Петров резвился некоторое время просто так, для удовольствия и от переполняющей радости; прыгал по комнате, смахнул лапой люстру – поддельный хрусталь вонзился в штукатурку стены, словно шрапнель; смотрелся в зеркало с восхищением, плавно меняя оттенок кожи, затем бросился к двери, втянул шумно воздух, прислушался. Он поднимает верхние лапы и, словно в пенопласт, погружает пальцы в стену так, что кисти скрываются совсем. Тихо потрескивает что-то, расползаясь под зелененькими обоями. Петров застыл неподвижно. Внутри стены во все стороны от его пальцев разрастаются, яростно ветвясь, похожие на грибницу нежно сиреневые нити, словно капилляры, создавая кровеносную систему для коридора, наращивая метраж, проступая сквозь потолочную побелку. На все прибывающих голых одинаковых людей падает белая пудра. Коридор незаметно меняет свое назначение, становясь тупиком для белковых тел, пищеварительным органом три на тридцать два метра, простым, но эффективным желудком.

Люди приходят и приходят, хотя места уже не осталось; они напирают, сжав губы, напряженно сопят, запоздавшие спрессовывают более расторопных. Дышать сжатым становится все труднее, и наконец все прекращают дышать вовсе, но почему-то не умирают. Все молчат. В грязно-желтой, жаркой давящей тишине звучно трещат то там, то здесь ломающиеся кости. Из людей валится на пол содержимое животов – недопереваренная еда вместе с кишечниками, более никому не нужная. Прижатые одно к другому тела начинают взаимопроникать и срастаться. Адская многоножка, слепой толстый гермафродит-червь ворочается в тесном коридоре, соскребая зеленую краску со стен.
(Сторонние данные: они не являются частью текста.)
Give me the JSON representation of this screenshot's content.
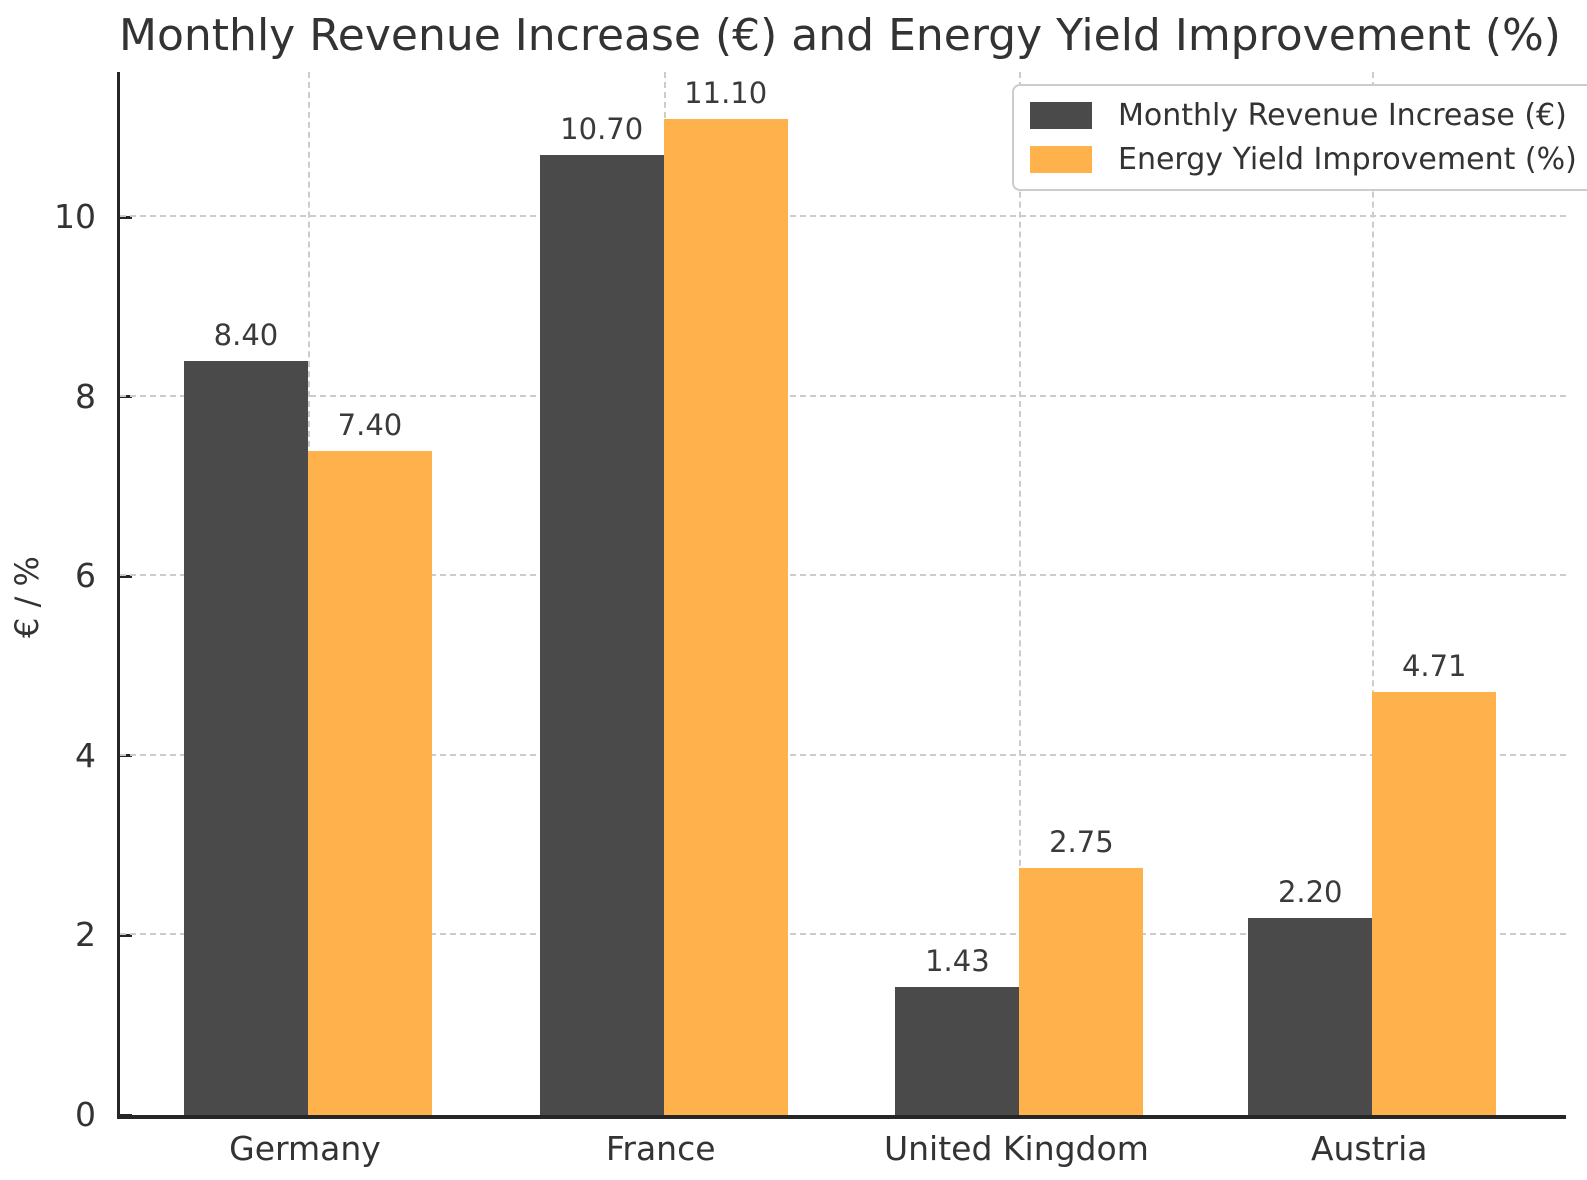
{
  "chart": {
    "title": "Monthly Revenue Increase (€) and Energy Yield Improvement (%)",
    "ylabel": "€ / %"
  },
  "chart_data": {
    "type": "bar",
    "title": "Monthly Revenue Increase (€) and Energy Yield Improvement (%)",
    "xlabel": "",
    "ylabel": "€ / %",
    "categories": [
      "Germany",
      "France",
      "United Kingdom",
      "Austria"
    ],
    "series": [
      {
        "name": "Monthly Revenue Increase (€)",
        "color": "#4a4a4a",
        "values": [
          8.4,
          10.7,
          1.43,
          2.2
        ],
        "value_labels": [
          "8.40",
          "10.70",
          "1.43",
          "2.20"
        ]
      },
      {
        "name": "Energy Yield Improvement (%)",
        "color": "#ffb24c",
        "values": [
          7.4,
          11.1,
          2.75,
          4.71
        ],
        "value_labels": [
          "7.40",
          "11.10",
          "2.75",
          "4.71"
        ]
      }
    ],
    "ylim": [
      0,
      11.62
    ],
    "yticks": [
      0,
      2,
      4,
      6,
      8,
      10
    ],
    "grid": true,
    "grid_style": "dashed",
    "legend_position": "upper right"
  }
}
Сиреневые нити выстреливают с потолка падающими звездами и вонзаются в тестообразную массу.

***

Кто-то наблюдательный из дома напротив вызвал сразу скорую, милицию и пожарных – и очень кстати, в нескольких местах уже начинало гореть от оставленных включенными утюгов и кастрюлек с кашей. Пожарные прошлись по этажам, но на второй соваться благоразумно не стали – так, посветили в коридор фонариком, поблевали, связались с ФСБ.
На футбольное поле позади корпуса «Б» садятся один за другим черные вертолеты – прилетели серьезные специалисты. Все корпуса немедленно оцепили двойным оцеплением. Молчаливые люди в экзоскелетах и противогазах не пускают за оцепление никого. Один молодой журналист, прорвавшийся чудом через периметр, немедленно схлопотал в поджарую задницу две пули из бесшумного секретного автомата. По небу несутся темные тучи, между ними мечется, беспокойно заглядывая в лица, распухшая луна.
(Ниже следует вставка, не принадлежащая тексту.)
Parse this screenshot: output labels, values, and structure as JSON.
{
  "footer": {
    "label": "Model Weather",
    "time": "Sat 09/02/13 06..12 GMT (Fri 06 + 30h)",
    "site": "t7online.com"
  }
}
Город начали эвакуировать – сноровисто и профессионально, в панических внезапных давках погибло не более сотни граждан. Всех вывозили в палаточный карантин неподалеку от города, где бесплатно мыли холодным дезинфицирующим раствором – на всякий случай. Пару-тройку несогласных без шума пристрелили в укромном месте за помойными контейнерами. Внутри периметра начальники из секретных организаций — все одинаково невзрачные, сухие, неопределенного возраста и цвета глаз — продолжали прибывать и сразу включались в спор о том, кто пойдет в здание первым. При этом чем секретнее был очередной начальник, тем меньше о нем слышали и тем сложнее ему было доказать, что его отдел вообще существует, так что все поминутно звонили премьеру и требовали особенных полномочий. О некоторых и премьер ничего не знал. Всего через час, однако, пальма сомнительного первенства была телефонно вручена самому низкорослому, серенькому, с самым цепким сорочьим взглядом, и он, горделиво выпрямившись, начал командовать. Спецназ, до этого сидевший на корточках на броне «Тигров», плевавшийся семечками, нехотя выдвинулся, пригнувшись, лавируя между заснеженными кустами черноплодки, к корпусу «А».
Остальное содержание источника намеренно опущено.